In 2000 Black made his debut with the Michigan Opera Theatre as Captain Balstrode in Benjamin Britten's Peter Grimes. In 2004 he portrayed Escamillo in Opera Queensland's production of Georges Bizet's Carmen with Yvonne Fontane in the tile role. In 2005 he performed the role of Danilo in a staging celebrating the 100th anniversary of The Merry Widow with the Welsh National Opera.

In 2009 Black sang the title role in a concert version of Verdi's Simon Boccanegra with the Chelsea Opera Group at Queen Elizabeth Hall. That same year he performed the role of Frank in Die Fledermaus with the London Lyric Opera. In 2010 he portrayed Gianciotto in Riccardo Zandonai's Francesca da Rimini with Opera Holland Park.

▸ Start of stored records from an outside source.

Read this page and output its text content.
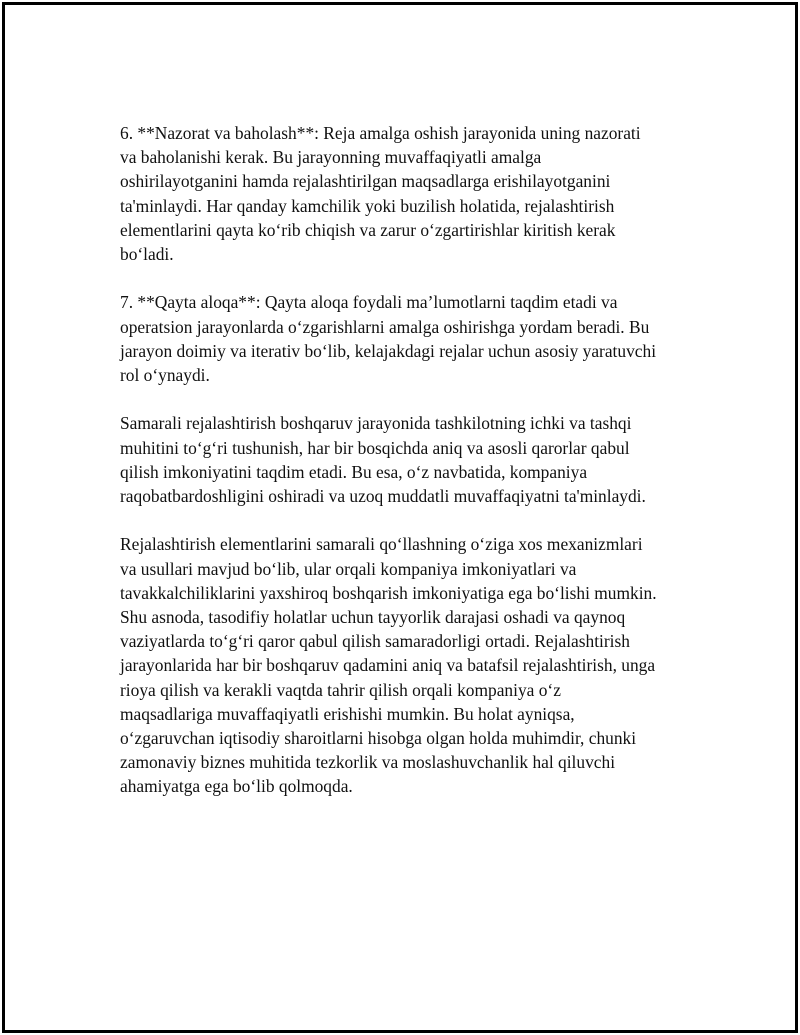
6. **Nazorat va baholash**: Reja amalga oshish jarayonida uning nazorati
va baholanishi kerak. Bu jarayonning muvaffaqiyatli amalga
oshirilayotganini hamda rejalashtirilgan maqsadlarga erishilayotganini
ta'minlaydi. Har qanday kamchilik yoki buzilish holatida, rejalashtirish
elementlarini qayta ko‘rib chiqish va zarur o‘zgartirishlar kiritish kerak
bo‘ladi.

7. **Qayta aloqa**: Qayta aloqa foydali ma’lumotlarni taqdim etadi va
operatsion jarayonlarda o‘zgarishlarni amalga oshirishga yordam beradi. Bu
jarayon doimiy va iterativ bo‘lib, kelajakdagi rejalar uchun asosiy yaratuvchi
rol o‘ynaydi.

Samarali rejalashtirish boshqaruv jarayonida tashkilotning ichki va tashqi
muhitini to‘g‘ri tushunish, har bir bosqichda aniq va asosli qarorlar qabul
qilish imkoniyatini taqdim etadi. Bu esa, o‘z navbatida, kompaniya
raqobatbardoshligini oshiradi va uzoq muddatli muvaffaqiyatni ta'minlaydi.

Rejalashtirish elementlarini samarali qo‘llashning o‘ziga xos mexanizmlari
va usullari mavjud bo‘lib, ular orqali kompaniya imkoniyatlari va
tavakkalchiliklarini yaxshiroq boshqarish imkoniyatiga ega bo‘lishi mumkin.
Shu asnoda, tasodifiy holatlar uchun tayyorlik darajasi oshadi va qaynoq
vaziyatlarda to‘g‘ri qaror qabul qilish samaradorligi ortadi. Rejalashtirish
jarayonlarida har bir boshqaruv qadamini aniq va batafsil rejalashtirish, unga
rioya qilish va kerakli vaqtda tahrir qilish orqali kompaniya o‘z
maqsadlariga muvaffaqiyatli erishishi mumkin. Bu holat ayniqsa,
o‘zgaruvchan iqtisodiy sharoitlarni hisobga olgan holda muhimdir, chunki
zamonaviy biznes muhitida tezkorlik va moslashuvchanlik hal qiluvchi
ahamiyatga ega bo‘lib qolmoqda.
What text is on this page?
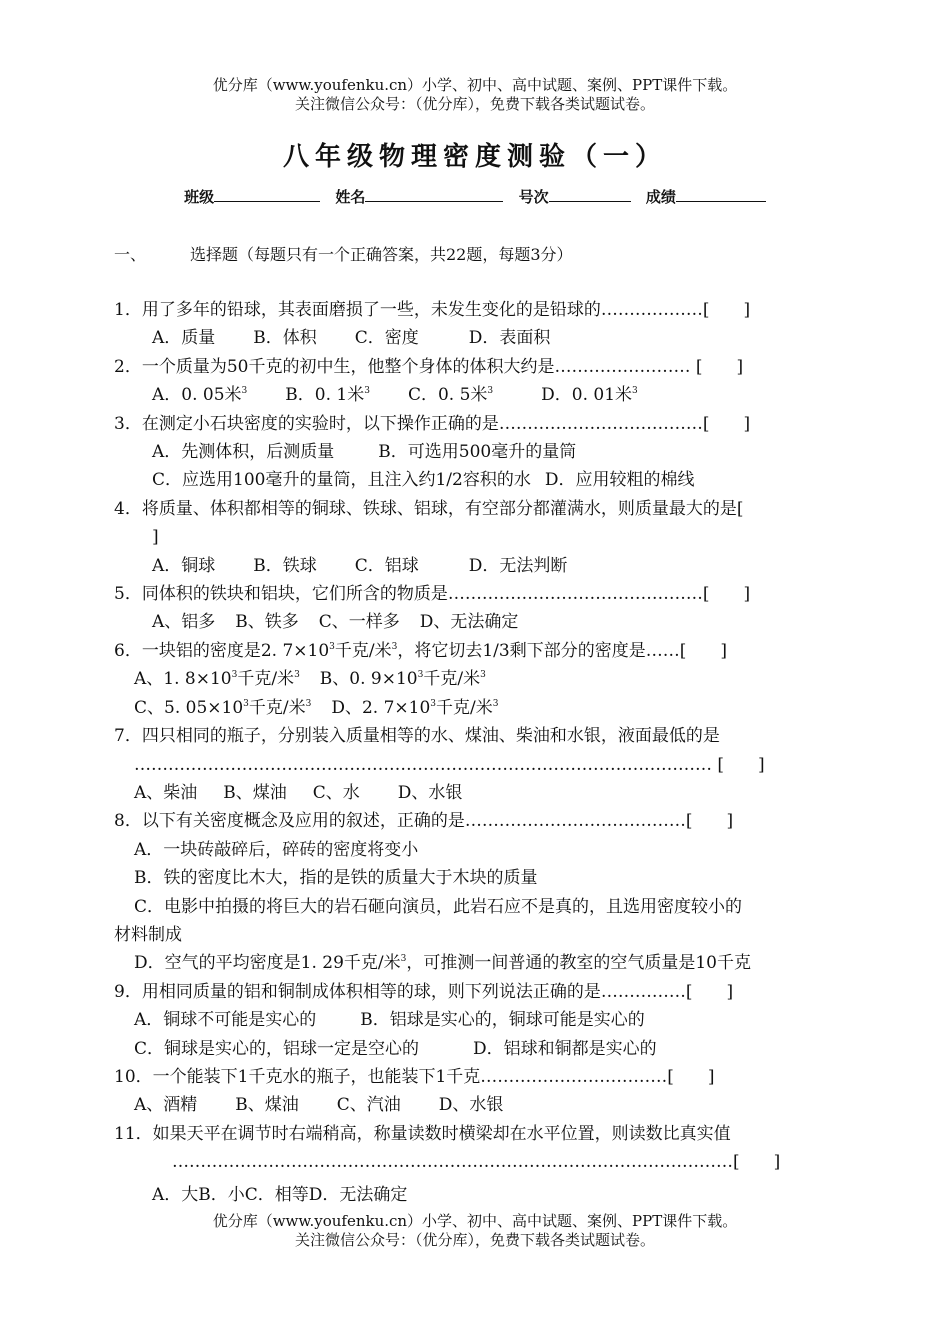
优分库（www.youfenku.cn）小学、初中、高中试题、案例、PPT课件下载。
关注微信公众号：（优分库），免费下载各类试题试卷。
八年级物理密度测验（一）
班级	姓名	号次	成绩
一、	选择题（每题只有一个正确答案，共22题，每题3分）
1．用了多年的铅球，其表面磨损了一些，未发生变化的是铅球的………………[　　]
A．质量 B．体积 C．密度	D．表面积
2．一个质量为50千克的初中生，他整个身体的体积大约是…………………… [　　]
A．0. 05米$^3$ B．0. 1米$^3$ C．0. 5米$^3$	D．0. 01米$^3$
3．在测定小石块密度的实验时，以下操作正确的是………………………………[　　]
A．先测体积，后测质量	B．可选用500毫升的量筒
C．应选用100毫升的量筒，且注入约1/2容积的水 D．应用较粗的棉线
4．将质量、体积都相等的铜球、铁球、铝球，有空部分都灌满水，则质量最大的是[
]
A．铜球 B．铁球 C．铝球	D．无法判断
5．同体积的铁块和铝块，它们所含的物质是………………………………………[　　]
A、铝多 B、铁多 C、一样多 D、无法确定
6．一块铝的密度是2. $7\times 10^3$千克/米$^3$，将它切去1/3剩下部分的密度是……[　　]
A、1. $8\times 10^3$千克/米$^3$ B、0. $9\times 10^3$千克/米$^3$
C、5. $05\times 10^3$千克/米$^3$ D、2. $7\times 10^3$千克/米$^3$
7．四只相同的瓶子，分别装入质量相等的水、煤油、柴油和水银，液面最低的是
………………………………………………………………………………………… [　　]
A、柴油 B、煤油 C、水 D、水银
8．以下有关密度概念及应用的叙述，正确的是…………………………………[　　]
A．一块砖敲碎后，碎砖的密度将变小
B．铁的密度比木大，指的是铁的质量大于木块的质量
C．电影中拍摄的将巨大的岩石砸向演员，此岩石应不是真的，且选用密度较小的
材料制成
D．空气的平均密度是1. 29千克/米$^3$，可推测一间普通的教室的空气质量是10千克
9．用相同质量的铝和铜制成体积相等的球，则下列说法正确的是……………[　　]
A．铜球不可能是实心的	B．铝球是实心的，铜球可能是实心的
C．铜球是实心的，铝球一定是空心的	D．铝球和铜都是实心的
10．一个能装下1千克水的瓶子，也能装下1千克……………………………[　　]
A、酒精 B、煤油 C、汽油 D、水银
11．如果天平在调节时右端稍高，称量读数时横梁却在水平位置，则读数比真实值
………………………………………………………………………………………[　　]
A．大B．小C．相等D．无法确定
优分库（www.youfenku.cn）小学、初中、高中试题、案例、PPT课件下载。
关注微信公众号：（优分库），免费下载各类试题试卷。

Black has also performed in operas with the Dutch National Opera, Vlaamse Opera, Opéra de Monte-Carlo, Washington National Opera, Teatro Colón, and Opera North. His stage repertoire also included the role of Ford in Falstaff.

==Personal life==
Black's son has diabetes, and he has been active in fundraising in support of this cause.